Frank Egloff posted on Thursday, December 21, 2017 - 5:54 am
Dear Dr. Asparouhov, thank you very much for your answers. I have a request concerning your answer to question 1. Actually, my problem is that from the Mplus syntax (that I specified) I still have difficulties to conclude exactly what it does. Since you explained that E(iw)=E(sw)=0, I can conclude that these two variables have a mean of zero in some way - but I do not know if iw and sw add to zero within of their groups. I think it would help me al lot if you could tell me if the following equations (focus on level 2) represent the model I specified. If yes, is “Muthén, B. & Asparouhov, T. (2009). Growth mixture modeling: Analysis with non-Gaussian random effects” the appropriate source to cite? If no, could you please write down the level 2 equations that correspond to my model?
That reference is the correct reference. The equations are correct with the exception of one thing: you have to delete ß20j. According to the model E(iw)=E(sw)=0 not just for the entire population but also within each cluster.
My second question is for a source that confirms that Mplus is doing this when we use this specification. So I looked into your recommendation (Muthén, B. & Asparouhov, T. (2009). Growth mixture modeling: Analysis with non-Gaussian random effects). ...unfortunately I could not find any equations or textual descriptions that would confirm that Mplus is doing “R1ij = ß11j * R0ij + R2ij” when specifying “b | sw on iw;” (not even when looking into papers cited in this work).

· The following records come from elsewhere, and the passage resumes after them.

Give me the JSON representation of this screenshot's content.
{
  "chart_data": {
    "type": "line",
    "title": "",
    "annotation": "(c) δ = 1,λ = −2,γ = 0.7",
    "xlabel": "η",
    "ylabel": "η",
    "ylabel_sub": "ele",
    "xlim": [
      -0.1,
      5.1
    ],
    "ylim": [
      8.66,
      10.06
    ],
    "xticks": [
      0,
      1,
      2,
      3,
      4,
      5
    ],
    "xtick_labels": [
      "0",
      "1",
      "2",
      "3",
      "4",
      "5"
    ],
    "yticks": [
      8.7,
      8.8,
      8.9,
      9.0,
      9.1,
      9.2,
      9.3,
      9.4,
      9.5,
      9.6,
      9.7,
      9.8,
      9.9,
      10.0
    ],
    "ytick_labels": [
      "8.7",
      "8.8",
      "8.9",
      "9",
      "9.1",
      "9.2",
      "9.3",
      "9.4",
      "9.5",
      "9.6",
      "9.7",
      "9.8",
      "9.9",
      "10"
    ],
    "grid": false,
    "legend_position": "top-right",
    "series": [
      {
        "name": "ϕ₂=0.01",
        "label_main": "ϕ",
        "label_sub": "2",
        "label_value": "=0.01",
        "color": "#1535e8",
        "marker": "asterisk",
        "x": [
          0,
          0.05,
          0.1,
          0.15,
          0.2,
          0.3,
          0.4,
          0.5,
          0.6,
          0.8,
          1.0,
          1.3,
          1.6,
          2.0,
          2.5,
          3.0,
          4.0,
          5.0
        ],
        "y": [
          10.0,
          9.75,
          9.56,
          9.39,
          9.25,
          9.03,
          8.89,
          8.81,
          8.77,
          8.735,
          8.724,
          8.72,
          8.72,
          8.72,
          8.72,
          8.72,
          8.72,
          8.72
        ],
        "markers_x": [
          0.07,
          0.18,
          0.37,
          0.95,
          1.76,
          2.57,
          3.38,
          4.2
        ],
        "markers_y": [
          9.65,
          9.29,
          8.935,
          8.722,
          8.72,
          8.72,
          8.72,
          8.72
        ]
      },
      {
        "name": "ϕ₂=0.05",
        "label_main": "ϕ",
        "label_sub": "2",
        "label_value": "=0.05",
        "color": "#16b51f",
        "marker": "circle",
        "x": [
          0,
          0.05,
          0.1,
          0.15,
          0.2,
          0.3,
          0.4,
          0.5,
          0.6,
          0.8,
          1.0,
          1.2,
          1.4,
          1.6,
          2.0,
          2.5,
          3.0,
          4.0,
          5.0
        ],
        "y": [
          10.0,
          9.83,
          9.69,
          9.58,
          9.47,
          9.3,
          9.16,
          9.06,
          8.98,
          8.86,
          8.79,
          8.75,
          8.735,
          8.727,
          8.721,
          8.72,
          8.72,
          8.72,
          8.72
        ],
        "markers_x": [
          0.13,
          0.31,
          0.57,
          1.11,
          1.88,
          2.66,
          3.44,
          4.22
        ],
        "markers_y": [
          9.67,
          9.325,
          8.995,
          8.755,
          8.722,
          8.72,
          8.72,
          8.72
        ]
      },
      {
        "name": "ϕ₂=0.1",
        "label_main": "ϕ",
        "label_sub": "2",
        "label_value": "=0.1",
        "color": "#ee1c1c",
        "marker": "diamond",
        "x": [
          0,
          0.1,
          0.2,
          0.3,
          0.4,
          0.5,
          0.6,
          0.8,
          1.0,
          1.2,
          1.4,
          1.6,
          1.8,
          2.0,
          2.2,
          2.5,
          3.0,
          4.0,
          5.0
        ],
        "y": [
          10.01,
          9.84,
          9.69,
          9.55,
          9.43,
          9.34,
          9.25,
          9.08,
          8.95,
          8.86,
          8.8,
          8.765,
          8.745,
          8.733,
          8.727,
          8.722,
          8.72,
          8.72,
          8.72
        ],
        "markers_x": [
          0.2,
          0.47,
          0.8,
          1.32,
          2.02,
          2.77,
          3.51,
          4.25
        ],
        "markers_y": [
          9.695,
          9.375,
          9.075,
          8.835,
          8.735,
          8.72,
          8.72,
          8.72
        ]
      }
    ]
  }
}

I would say that you should refer to page 755 from Mplus user's guide. That page explains the Mplus language regarding s | Y on X i.e. it gives the language specification for how random slopes are specified in Mplus.
Frank posted on Friday, January 12, 2018 - 3:01 am
Dear Dr. Asparouhov,
again, thank you very much for your kind answer!
I looked into the Users’ Guide (p. 755) and found that there is a relatively general description of what Mplus does when we specify: s | y ON x;
“s is a random slope in the regression of y on x where y is a continuous dependent variable and x is an independent variable.”
So actually from this I cannot be sure to infer that it is actually the residuals of x and y that are regressed on each other.
Nevertheless, I looked into example 9.2. (p.277) and found a promising additional statement (sentence two):
"The random slope s is defined by the linear regression of the dependent variable y on the observed individual-level covariate x. The within-level residual variance in the regression of y on x is estimated as the default."
Does this actually say that it is the residuals of y and are regressed on the residuals of x?
Your understanding is correct. We do not use that language however. Instead we use this. Every variable is decomposed as a within and between components Y=YW+YB You are calling YW the residual. In the Mplus framework we call this the within component of the variable Y, but it is the same things. In your case IW and SW are the withing level components of the random intercept and slope.
If you are still unsure about what Mplus does I would recommend that you conduct a little montecarlo study. Generate data according to your model (and your understanding of what the model is), you can of course generate such data in Mplus, but probably you want to generate it somewhere else where you program the generation yourself. Generate large sample then run the model through Mplus and verify that all parameters are recovered by the Mplus estimation.